For extraordinary courage and heroic conduct above and beyond the call of duty as Commanding Officer of Company C, First Marine Raider Battalion, during the enemy Japanese attack on Henderson Field, Guadalcanal, Solomon Islands, on September 12–13, 1942. Completely reorganized following the severe engagement of the night before, Major Bailey's company, within an hour after taking its assigned position as battalion reserve between the main line and the coveted airport, was threatened on the right flank by the penetration of the enemy into a gap in the main line. In addition to repulsing this threat, while steadily improving his own desperately held position, he used every weapon at his command to cover the forced withdrawal of the main line before a hammering assault by superior enemy forces. After rendering invaluable service to the Battalion Commander in stemming the retreat, reorganizing the troops and extending the reserve position to the left, Major Bailey, despite a severe head wound, repeatedly led his troops in fierce hand to hand combat for a period of ten hours. His great personal valor while exposed to constant and merciless enemy fire, and his indomitable fighting spirit inspired his troops to heights of heroic endeavor which enabled them to repulse the enemy and hold Henderson Field. He gallantly gave his life in the service of his country.
/S/FRANKLIN D. ROOSEVELT

===Silver Star citation===
Citation:

The President of the United States of America takes pleasure in presenting the Silver Star to Major Kenneth Dillon Bailey (MCSN: 0–5100), United States Marine Corps, for conspicuous gallantry and intrepidity while attached to the First Marine Raider Battalion during action against enemy Japanese forces on Tulagi, Solomon Islands, 7 August 1942. After the advance of his company had been stopped by concentrated machine gun and rifle fire, Major Bailey worked his way, with great difficulty, to the side of a Japanese dugout and attempted to remove it from the flank.
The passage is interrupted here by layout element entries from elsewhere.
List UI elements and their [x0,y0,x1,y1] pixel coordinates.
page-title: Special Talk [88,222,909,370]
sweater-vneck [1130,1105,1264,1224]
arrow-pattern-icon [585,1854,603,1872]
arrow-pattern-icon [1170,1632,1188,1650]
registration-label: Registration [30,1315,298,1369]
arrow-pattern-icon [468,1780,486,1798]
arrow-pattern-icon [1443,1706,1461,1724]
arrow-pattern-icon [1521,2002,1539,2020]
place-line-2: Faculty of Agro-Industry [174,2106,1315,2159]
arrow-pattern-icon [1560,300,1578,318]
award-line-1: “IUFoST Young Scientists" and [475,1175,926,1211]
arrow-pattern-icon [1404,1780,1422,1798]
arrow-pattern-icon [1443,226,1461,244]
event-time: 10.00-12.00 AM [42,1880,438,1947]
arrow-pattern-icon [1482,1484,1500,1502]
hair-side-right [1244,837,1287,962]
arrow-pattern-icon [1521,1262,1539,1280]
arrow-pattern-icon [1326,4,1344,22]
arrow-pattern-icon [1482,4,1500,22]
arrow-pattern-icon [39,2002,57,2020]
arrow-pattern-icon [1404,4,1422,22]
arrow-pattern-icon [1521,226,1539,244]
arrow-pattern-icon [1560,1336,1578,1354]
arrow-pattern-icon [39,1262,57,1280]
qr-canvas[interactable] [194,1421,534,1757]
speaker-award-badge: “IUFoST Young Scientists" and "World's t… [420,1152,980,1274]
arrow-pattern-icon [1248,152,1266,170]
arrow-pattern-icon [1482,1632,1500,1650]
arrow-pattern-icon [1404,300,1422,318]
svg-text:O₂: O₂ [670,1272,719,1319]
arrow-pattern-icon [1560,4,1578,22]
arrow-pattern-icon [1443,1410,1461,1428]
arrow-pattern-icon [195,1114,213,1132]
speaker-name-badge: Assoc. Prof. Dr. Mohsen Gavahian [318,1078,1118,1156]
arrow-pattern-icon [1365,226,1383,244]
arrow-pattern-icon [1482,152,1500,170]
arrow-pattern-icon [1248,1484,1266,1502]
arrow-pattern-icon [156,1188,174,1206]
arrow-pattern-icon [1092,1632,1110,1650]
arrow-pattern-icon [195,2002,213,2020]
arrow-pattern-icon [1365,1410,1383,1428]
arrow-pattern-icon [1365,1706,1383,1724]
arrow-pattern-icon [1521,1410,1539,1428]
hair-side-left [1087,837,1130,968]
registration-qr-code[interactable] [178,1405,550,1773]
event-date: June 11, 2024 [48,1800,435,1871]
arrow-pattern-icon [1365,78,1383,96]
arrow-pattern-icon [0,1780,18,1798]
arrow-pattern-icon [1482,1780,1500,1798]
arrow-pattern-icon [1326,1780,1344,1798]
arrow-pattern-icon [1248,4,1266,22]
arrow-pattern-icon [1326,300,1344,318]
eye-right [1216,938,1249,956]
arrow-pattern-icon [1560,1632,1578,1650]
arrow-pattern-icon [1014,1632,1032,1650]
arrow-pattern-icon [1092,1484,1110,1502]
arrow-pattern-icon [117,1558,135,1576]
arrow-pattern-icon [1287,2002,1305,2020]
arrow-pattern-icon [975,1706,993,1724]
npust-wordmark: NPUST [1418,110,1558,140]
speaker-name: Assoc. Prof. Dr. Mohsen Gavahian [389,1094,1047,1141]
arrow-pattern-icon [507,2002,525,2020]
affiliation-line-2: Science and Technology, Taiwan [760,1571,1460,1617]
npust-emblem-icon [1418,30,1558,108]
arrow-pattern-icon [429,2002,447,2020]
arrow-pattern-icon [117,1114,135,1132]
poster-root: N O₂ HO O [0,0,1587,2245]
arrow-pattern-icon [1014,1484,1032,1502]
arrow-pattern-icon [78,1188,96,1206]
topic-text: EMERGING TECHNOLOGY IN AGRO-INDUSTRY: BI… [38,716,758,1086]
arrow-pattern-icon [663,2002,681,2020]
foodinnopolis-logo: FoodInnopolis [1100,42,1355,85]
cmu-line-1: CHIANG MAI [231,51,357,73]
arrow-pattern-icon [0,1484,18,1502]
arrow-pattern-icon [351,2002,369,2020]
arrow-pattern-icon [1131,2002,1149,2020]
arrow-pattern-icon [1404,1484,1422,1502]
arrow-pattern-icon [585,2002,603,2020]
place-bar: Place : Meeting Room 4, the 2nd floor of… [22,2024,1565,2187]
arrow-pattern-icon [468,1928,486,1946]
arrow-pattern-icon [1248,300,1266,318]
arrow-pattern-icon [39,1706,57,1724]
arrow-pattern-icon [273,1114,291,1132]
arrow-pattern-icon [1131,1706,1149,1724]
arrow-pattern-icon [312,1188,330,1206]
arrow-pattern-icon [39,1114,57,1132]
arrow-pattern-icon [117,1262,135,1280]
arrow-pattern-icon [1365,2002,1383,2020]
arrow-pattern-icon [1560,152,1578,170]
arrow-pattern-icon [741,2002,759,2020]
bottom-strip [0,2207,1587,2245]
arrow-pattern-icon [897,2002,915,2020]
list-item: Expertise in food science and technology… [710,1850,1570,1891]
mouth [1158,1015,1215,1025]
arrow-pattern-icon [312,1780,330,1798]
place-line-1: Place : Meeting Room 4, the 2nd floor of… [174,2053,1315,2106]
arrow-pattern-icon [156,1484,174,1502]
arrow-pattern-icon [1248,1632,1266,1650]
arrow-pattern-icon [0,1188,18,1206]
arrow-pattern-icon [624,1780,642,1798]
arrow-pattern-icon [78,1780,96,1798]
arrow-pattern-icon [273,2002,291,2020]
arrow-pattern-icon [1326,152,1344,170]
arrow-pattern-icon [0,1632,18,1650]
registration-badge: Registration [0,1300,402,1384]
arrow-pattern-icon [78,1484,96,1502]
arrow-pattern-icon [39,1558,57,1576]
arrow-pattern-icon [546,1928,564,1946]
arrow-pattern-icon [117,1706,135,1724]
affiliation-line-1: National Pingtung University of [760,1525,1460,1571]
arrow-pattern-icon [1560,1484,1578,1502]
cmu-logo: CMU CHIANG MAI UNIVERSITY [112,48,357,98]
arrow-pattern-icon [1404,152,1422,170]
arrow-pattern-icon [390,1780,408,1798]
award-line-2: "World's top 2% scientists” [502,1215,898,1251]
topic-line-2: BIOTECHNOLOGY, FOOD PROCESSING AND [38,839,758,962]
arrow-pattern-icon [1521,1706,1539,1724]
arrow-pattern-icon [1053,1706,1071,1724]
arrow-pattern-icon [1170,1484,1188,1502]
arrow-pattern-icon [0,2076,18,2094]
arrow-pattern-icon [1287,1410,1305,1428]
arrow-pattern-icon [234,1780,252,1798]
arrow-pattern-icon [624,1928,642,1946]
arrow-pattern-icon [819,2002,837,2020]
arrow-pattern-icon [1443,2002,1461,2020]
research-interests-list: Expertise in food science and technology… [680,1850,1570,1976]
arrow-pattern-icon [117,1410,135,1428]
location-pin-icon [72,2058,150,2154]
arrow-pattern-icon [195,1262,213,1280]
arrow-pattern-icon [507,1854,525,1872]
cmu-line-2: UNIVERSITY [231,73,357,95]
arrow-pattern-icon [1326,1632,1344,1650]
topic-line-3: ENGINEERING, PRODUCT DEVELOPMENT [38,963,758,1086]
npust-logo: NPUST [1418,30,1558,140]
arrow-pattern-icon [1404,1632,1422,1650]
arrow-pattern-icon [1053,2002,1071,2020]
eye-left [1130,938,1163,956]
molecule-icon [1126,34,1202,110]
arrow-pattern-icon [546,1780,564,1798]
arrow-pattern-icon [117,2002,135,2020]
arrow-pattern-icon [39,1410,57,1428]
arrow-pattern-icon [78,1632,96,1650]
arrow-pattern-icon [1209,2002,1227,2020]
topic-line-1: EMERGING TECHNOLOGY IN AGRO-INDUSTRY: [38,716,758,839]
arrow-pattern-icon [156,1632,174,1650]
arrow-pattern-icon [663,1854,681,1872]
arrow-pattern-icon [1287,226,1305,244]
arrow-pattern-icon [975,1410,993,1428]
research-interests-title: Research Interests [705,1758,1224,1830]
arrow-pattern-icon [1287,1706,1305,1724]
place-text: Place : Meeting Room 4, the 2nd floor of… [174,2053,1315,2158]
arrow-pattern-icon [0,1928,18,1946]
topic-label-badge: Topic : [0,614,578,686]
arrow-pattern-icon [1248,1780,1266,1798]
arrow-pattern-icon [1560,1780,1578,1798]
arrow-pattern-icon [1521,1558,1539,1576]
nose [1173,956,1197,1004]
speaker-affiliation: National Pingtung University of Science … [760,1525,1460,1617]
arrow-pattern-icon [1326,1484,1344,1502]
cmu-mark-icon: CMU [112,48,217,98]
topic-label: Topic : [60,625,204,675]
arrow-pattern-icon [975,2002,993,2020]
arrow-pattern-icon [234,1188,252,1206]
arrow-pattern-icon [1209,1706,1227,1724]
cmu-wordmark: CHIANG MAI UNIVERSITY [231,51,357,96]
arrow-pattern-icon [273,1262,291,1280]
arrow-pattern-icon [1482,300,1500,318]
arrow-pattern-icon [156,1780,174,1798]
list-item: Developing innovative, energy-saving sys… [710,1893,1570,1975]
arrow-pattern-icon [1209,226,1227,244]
With heroic and inspiring leadership, although severely wounded, he continued to direct the ensuing action of his company until he was forcibly evacuated, thereby contributing materially to the destruction of the machine gun nest and enabling his men to successfully carry out their mission. His dauntless courage and complete disregard for his own personal safety were in keeping with the highest traditions of the United States Naval Service.

===Namesakes===
The United States Navy destroyer escort was named for Major Bailey. Her construction was cancelled in 1944.

In 1945, the U.S. Navy destroyer , in commission from 1945 to 1970, was named in his honor.